SINGLE_PERCENT_POP: '%' -> popMode;

ID  :   [a-zA-Z]+ ;
INT :   [0-9]+ ;

OPEN_DOUBLE_QUOTE: '"' -> pushMode(STRING_MODE);

NEWLINE:'\r'? '\n' ;
WS  :   [ \t]+ -> skip;


mode STRING_MODE;
DOUBLE_PERCENT: '%%';
SINGLE_PERCENT: '%' -> pushMode(DEFAULT_MODE);
TEXT: ~('%'|'\n'|'"')+;


CLOSE_DOUBLE_QUOTE: '"' -> popMode;

and

parser grammar CalcGrammar;

options { tokenVocab=CalcLexer; } // use tokens from CalcLexer.g4

prog:   stat+ ;

stat:   expr NEWLINE
    |   ID EQ (expr|text) NEWLINE
    |   NEWLINE
    ;

text: OPEN_DOUBLE_QUOTE content* CLOSE_DOUBLE_QUOTE;

content: DOUBLE_PERCENT | TEXT | SINGLE_PERCENT expr SINGLE_PERCENT_POP;

expr:   expr (MULT|DIV) expr
    |   expr (PLUS|MINUS) expr
    |   INT
    |   ID
    |   LPAREN expr RPAREN
    ;

But only thing doesn't work and I'm not sure if it ever possible to implement without custom code (members) is modulus operation:

x = 5 % 2

There is no way I can ask Anltr to check for previous mode and safely pop mode. But I hope my understanding is wrong and there is some way to treat % sign as operator in default mode?
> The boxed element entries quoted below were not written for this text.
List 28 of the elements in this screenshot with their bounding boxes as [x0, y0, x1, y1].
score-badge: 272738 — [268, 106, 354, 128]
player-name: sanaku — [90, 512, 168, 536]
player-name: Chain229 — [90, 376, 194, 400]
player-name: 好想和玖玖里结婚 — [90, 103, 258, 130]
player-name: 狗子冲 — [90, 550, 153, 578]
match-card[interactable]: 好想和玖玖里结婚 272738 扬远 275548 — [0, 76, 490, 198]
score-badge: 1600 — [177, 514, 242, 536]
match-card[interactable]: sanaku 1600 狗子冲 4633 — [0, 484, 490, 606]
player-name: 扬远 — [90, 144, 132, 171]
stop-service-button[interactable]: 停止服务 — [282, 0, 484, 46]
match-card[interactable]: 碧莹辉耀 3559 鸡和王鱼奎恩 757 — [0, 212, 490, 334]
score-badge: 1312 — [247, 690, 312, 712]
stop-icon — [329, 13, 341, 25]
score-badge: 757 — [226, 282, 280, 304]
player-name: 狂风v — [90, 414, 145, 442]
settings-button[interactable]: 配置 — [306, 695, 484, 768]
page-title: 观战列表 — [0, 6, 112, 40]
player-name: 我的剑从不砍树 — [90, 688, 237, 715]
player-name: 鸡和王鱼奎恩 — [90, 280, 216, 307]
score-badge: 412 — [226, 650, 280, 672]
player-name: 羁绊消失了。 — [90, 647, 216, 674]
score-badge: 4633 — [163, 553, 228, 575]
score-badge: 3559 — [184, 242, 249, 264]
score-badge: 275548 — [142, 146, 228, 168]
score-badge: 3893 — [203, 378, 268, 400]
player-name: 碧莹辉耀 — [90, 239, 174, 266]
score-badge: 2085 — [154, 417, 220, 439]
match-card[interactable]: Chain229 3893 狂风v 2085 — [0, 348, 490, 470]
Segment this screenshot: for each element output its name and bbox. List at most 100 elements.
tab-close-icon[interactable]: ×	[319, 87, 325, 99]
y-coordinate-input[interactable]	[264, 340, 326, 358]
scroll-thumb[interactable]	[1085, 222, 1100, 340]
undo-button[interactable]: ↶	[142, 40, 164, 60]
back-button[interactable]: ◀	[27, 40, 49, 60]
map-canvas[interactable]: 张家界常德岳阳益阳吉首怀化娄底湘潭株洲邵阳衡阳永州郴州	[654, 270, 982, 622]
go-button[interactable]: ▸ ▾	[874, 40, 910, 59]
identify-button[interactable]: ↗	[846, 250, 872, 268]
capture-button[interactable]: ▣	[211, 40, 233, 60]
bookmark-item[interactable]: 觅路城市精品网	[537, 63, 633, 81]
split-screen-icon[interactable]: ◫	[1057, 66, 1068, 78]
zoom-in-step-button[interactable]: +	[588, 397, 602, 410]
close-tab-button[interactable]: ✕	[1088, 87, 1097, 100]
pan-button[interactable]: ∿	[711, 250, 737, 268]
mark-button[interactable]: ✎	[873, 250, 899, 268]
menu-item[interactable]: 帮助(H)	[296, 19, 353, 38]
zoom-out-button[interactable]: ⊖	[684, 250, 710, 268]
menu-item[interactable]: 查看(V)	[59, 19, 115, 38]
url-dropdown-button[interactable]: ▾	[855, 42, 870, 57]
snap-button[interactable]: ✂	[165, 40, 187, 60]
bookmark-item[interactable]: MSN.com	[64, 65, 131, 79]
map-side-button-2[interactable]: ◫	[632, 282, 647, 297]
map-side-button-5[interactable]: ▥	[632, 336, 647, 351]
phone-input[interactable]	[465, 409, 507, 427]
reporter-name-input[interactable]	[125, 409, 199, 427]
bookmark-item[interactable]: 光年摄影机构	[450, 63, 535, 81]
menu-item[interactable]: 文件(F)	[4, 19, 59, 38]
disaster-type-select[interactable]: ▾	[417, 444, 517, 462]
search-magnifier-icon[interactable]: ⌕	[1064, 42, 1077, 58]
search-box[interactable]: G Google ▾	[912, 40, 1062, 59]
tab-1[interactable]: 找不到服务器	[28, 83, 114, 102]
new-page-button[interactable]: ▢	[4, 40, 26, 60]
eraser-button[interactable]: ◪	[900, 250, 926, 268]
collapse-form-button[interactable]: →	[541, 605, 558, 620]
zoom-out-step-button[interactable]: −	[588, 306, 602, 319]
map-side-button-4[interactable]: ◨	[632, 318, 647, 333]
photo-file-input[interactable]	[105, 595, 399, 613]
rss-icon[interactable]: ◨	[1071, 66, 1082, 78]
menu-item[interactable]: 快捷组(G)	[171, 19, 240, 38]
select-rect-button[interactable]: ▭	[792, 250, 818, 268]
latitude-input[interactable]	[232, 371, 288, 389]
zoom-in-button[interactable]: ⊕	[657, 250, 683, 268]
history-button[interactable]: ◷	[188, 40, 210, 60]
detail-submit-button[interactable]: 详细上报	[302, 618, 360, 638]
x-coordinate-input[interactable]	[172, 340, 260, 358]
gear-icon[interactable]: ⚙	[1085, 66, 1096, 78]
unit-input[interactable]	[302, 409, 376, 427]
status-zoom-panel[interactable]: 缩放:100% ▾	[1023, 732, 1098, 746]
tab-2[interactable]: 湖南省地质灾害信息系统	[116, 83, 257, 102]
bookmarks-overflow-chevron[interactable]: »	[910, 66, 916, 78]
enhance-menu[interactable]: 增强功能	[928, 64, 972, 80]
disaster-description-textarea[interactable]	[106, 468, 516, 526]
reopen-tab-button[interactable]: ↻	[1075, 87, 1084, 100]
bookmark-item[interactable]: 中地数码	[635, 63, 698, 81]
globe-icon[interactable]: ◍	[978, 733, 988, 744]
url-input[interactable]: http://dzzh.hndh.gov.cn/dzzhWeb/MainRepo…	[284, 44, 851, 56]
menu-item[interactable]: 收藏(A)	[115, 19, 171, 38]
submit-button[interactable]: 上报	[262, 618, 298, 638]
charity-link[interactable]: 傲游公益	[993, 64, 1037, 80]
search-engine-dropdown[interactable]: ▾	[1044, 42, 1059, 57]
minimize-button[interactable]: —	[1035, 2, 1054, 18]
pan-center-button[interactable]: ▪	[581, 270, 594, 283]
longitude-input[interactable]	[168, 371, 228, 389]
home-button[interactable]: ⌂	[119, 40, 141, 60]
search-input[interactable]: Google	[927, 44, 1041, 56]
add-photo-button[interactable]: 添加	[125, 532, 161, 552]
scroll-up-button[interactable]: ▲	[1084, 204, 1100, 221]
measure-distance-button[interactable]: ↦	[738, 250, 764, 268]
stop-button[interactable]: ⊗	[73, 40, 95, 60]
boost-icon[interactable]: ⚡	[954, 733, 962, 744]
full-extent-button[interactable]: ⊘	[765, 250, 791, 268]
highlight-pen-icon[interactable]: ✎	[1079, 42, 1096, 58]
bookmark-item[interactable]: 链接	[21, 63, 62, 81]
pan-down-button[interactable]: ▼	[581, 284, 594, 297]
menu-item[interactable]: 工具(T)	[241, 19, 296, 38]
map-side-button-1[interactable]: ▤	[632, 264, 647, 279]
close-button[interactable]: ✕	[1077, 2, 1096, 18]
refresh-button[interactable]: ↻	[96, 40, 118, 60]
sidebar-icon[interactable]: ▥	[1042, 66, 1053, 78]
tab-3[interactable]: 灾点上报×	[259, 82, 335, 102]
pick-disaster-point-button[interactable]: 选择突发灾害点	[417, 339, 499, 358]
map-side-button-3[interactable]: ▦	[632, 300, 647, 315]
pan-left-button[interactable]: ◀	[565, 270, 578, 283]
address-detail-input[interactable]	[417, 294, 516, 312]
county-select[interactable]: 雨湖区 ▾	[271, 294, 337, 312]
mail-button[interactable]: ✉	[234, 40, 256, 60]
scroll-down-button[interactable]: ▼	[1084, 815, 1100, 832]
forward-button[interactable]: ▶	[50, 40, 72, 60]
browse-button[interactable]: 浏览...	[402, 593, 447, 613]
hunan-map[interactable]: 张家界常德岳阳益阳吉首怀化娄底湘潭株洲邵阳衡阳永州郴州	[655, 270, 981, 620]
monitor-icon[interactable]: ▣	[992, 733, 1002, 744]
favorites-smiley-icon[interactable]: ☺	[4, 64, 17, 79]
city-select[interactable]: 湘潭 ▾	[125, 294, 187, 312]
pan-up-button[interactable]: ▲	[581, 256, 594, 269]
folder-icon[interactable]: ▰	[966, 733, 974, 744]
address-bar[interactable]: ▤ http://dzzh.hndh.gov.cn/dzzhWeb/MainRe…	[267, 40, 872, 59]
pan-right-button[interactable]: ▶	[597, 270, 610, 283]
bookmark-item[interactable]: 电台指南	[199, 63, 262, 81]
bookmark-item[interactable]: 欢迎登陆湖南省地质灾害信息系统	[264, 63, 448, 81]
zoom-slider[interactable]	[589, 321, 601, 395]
I have found several sources for inspiration, probably they would help you as well:

1

1 Answers

1
votes

Murphy's law for StackOverflow: you will find an answer to your own question after several minutes you post detailed question to SO.

Instead of switching to DEFAULT_MODE, I should create separate one - STRING_INTERPOLATION. This way I have to define separate tokens for this mode, which will let use % sign in normal mode (and prohibit in interpolated).

Here is Lexer and Grammar which works for me:

lexer grammar CalcLexer;

EQ: '=';
PLUS: '+';
MINUS: '-';
MULT: '*';
DIV: '/';
MOD: '%';

LPAREN : '(' ;
RPAREN : ')' ;

ID  : F_ID;
INT : F_INT;

fragment F_ID: [a-zA-Z]+ ;
fragment F_INT: [0-9]+ ;

OPEN_DOUBLE_QUOTE: '"' -> pushMode(STRING_MODE);

NEWLINE:'\r'? '\n' ;
WS  :   [ \t]+ -> skip;


mode STRING_MODE;
DOUBLE_PERCENT: '%%';
SINGLE_PERCENT: '%' -> pushMode(STRING_INTERPOLATION);
TEXT: ~('%'|'\n'|'"')+;


CLOSE_DOUBLE_QUOTE: '"' -> popMode;

mode STRING_INTERPOLATION;
SINGLE_PERCENT_POP: '%' -> popMode;

I_PLUS: PLUS -> type(PLUS);
I_MINUS: MINUS -> type(MINUS);
I_MULT: MULT -> type(MULT);
I_DIV: DIV -> type(DIV);
I_MOD: MOD -> type(MOD);

I_LPAREN: LPAREN -> type(LPAREN);
I_RPAREN: RPAREN -> type(RPAREN);

I_ID  : F_ID -> type(ID);
I_INT : F_INT -> type(INT);

WS1  :   [ \t]+ -> skip;

and

parser grammar CalcGrammar;

options { tokenVocab=CalcLexer; } // use tokens from CalcLexer.g4

prog:   stat+ ;

stat:   expr NEWLINE
    |   ID EQ (expr|text) NEWLINE
    |   NEWLINE
    ;

text: OPEN_DOUBLE_QUOTE content* CLOSE_DOUBLE_QUOTE;

content: DOUBLE_PERCENT | TEXT | SINGLE_PERCENT expr SINGLE_PERCENT_POP;

expr:   expr (MULT|DIV|MOD) expr
    |   expr (PLUS|MINUS) expr
    |   INT
    |   ID
    |   LPAREN expr RPAREN
    ;

I hope this would help someone. Probably, future me.